The point there is that you do get people in the early medieval West querying authority on the basis of accuracy. This is usually done by people who have crunched the numbers, observed the lunar cycle, read the books, and they aren’t convinced that it all adds up. Even within the broad paradigm, there was room for a lot of arguing about the details that might make it work.
Indeed, the arguments about the detail were archived and circulated as important things. Many of the early manuscripts I work with do not represent completely closed intellectual systems, but rather various states of arguing over a long period of time. Very quickly, here is one online: Geneva, Bibliothèque de Genève, MS lat. 50, written in Massay in the first quarter of the ninth century (but partly on the basis of earlier exemplars, and added to later in places).

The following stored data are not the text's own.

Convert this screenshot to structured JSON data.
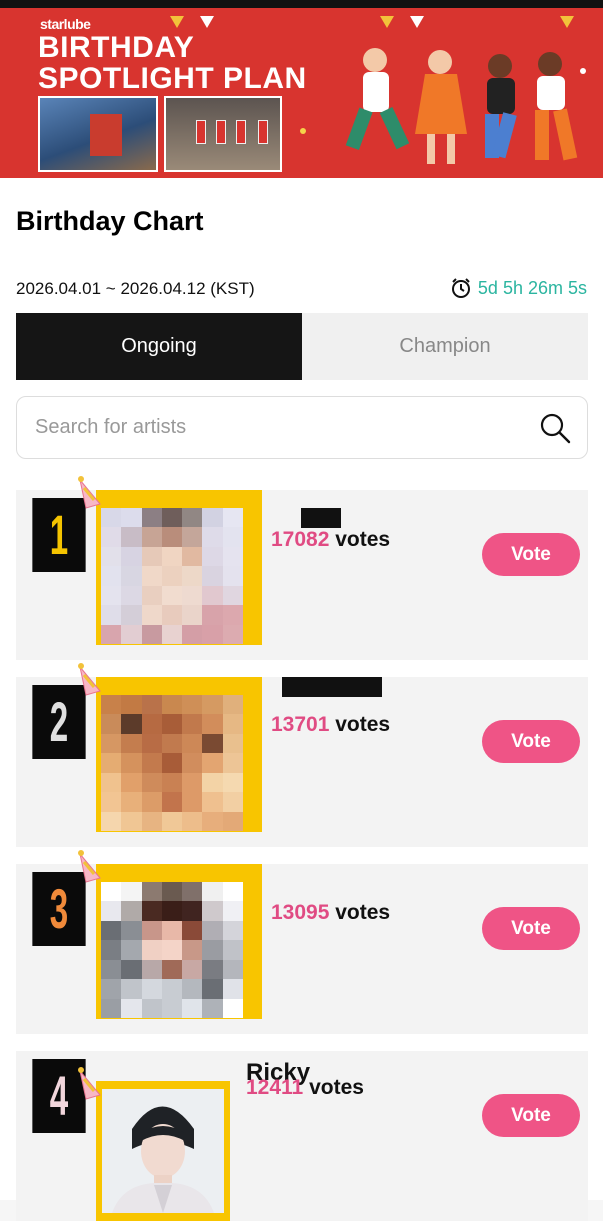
{
  "banner": {
    "brand": "starlube",
    "title_line1": "BIRTHDAY",
    "title_line2": "SPOTLIGHT PLAN"
  },
  "chart": {
    "title": "Birthday Chart",
    "date_range": "2026.04.01 ~ 2026.04.12 (KST)",
    "countdown": "5d 5h 26m 5s"
  },
  "tabs": [
    {
      "label": "Ongoing",
      "active": true
    },
    {
      "label": "Champion",
      "active": false
    }
  ],
  "search": {
    "placeholder": "Search for artists"
  },
  "colors": {
    "accent_pink": "#ef5486",
    "vote_number": "#e04b83",
    "countdown": "#2bb5a0",
    "frame_gold": "#f8c500",
    "banner_red": "#d8342f"
  },
  "entries": [
    {
      "rank": "1",
      "name": "",
      "votes": "17082",
      "votes_label": "votes",
      "vote_button": "Vote",
      "rank_color": "#f5c400"
    },
    {
      "rank": "2",
      "name": "",
      "votes": "13701",
      "votes_label": "votes",
      "vote_button": "Vote",
      "rank_color": "#e0e0e0"
    },
    {
      "rank": "3",
      "name": "",
      "votes": "13095",
      "votes_label": "votes",
      "vote_button": "Vote",
      "rank_color": "#f08a3a"
    },
    {
      "rank": "4",
      "name": "Ricky",
      "votes": "12411",
      "votes_label": "votes",
      "vote_button": "Vote",
      "rank_color": "#f2d6dc"
    }
  ]
}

It is one of a famous family of compilations that include letters and treatises covering 200 years of disputes over Easter calculations and the accuracy of luni-solar models, with a crowd of competing authorities claiming authority at the moment that they wrote, some of whom had lost their fight long before the ninth century. These texts were supplemented with an array of formula that would help students to develop sufficient numeracy skills to test and apply systems at a mathematical level. There is a full 532-year Easter cycle included in the compilation (7r-16v), rendering mastery of the technical details redundant, because the cycle is perfectly cyclical. Yet still students were encouraged to master the underlying structures. One did not just learn the “what”, one also learned the “why,” and the history of both.
Anyway, remember that none of this is to say that it was “good science,” because that’s not the point. The point is that early medieval nature-knowledge had logic, paradigms, and structures in which “authority” was important, but in which it was only one part of ensuring such nature-knowledge was accurate and fit for purpose. There was an activeness and curiousness to engagement with this knowledge, not a bleak passivity. And if the paradigms more or less worked in relation to observed phenomena and for the practical purposes in play, there was no reason to ditch them just yet. We can, however, still learn from studying them.
[1] Not that one can really talk about it in the singular because of diversity etc.
[2] Yes, Thomas Kuhn’s The Structure of Scientific Revolutions is lurking there, but in a distant cartoonish way, as he was talking about later science.
[3] J. Shah, ‘Accuracy of Ptolemy’s Almagest in Predicting Solar Eclipses’, Annals of Mathematical Sciences and Applications 3.1 (2018), 7-29.
[4] Victorius was actually a good mathematician but he gets a bad rap. Bruno Krusch, his modern editor, thought him very limited and dishonest.